Le lendemain, on nous a inscrits et donné le choix de la ville où nous souhaitions loger.

Nous avons été logés à Casablanca dans le bâtiment de la Foire. Chaque famille a eu son carré et le nécessaire pour y vivre. Nous avions, gratuitement, un restaurant de qualité sur place, des ambulances, des médecins…

Nous avons passé plus de 6 mois dans cet espace devenu convivial, partagé par des rideaux pour conserver notre intimité. Nos traumatismes étaient atténués par l’excellent accueil par l’État et la solidarité et la générosité des Casablancais qui nous offraient des vêtements et des chaussures.

Les week-ends, des familles prenaient chez elles des expulsés. On a passé la nuit dans des villas, chez des gens qui nous gâtaient: promenade, restaurant, cadeaux…

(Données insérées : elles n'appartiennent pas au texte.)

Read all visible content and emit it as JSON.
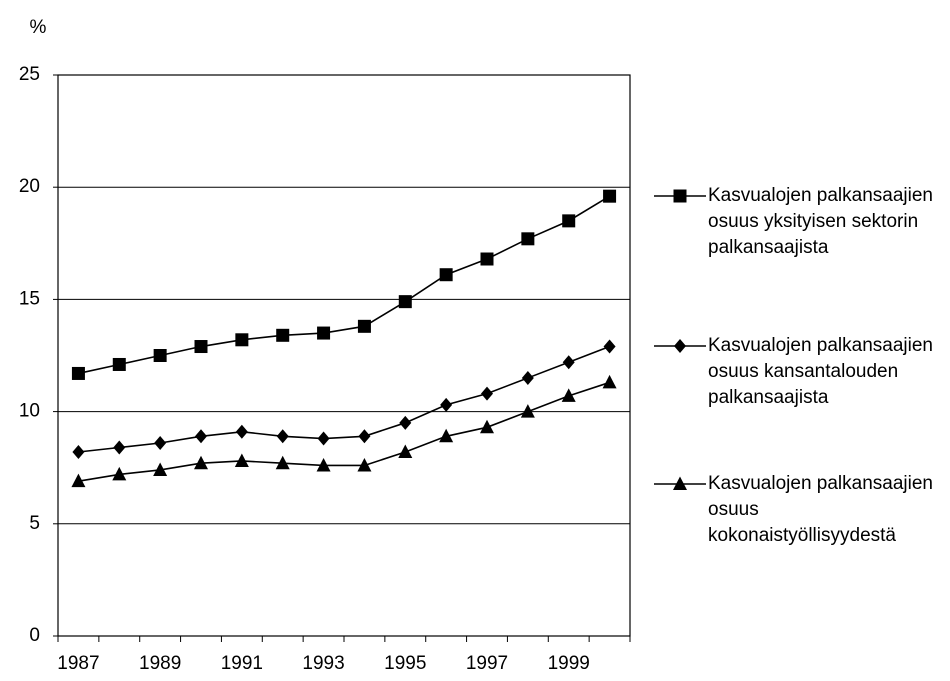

Ma sœur et moi avons pu travailler, car l’ordre avait été donné de privilégier les expulsés dans les recrutements. Des autocars nous accompagnaient au travail, même si on nous avait donné des cartes d’autobus gratuites.

Sept mois plus tard, un cousin de ma grand-mère nous a retrouvés et emmenés vivre chez lui. Il avait 8 enfants et une épouse. Il a entretenu 5 autres personnes avec une générosité infinie.

Ma sœur aînée et moi n’avons pas pu reprendre nos études. Nous avons travaillé pour faire vivre notre grand-mère et notre mère et scolariser notre frère.

Nous avons eu la chance de ne pas avoir été séparés. D’autres familles n’ont pas pu voir les leurs pendant des années.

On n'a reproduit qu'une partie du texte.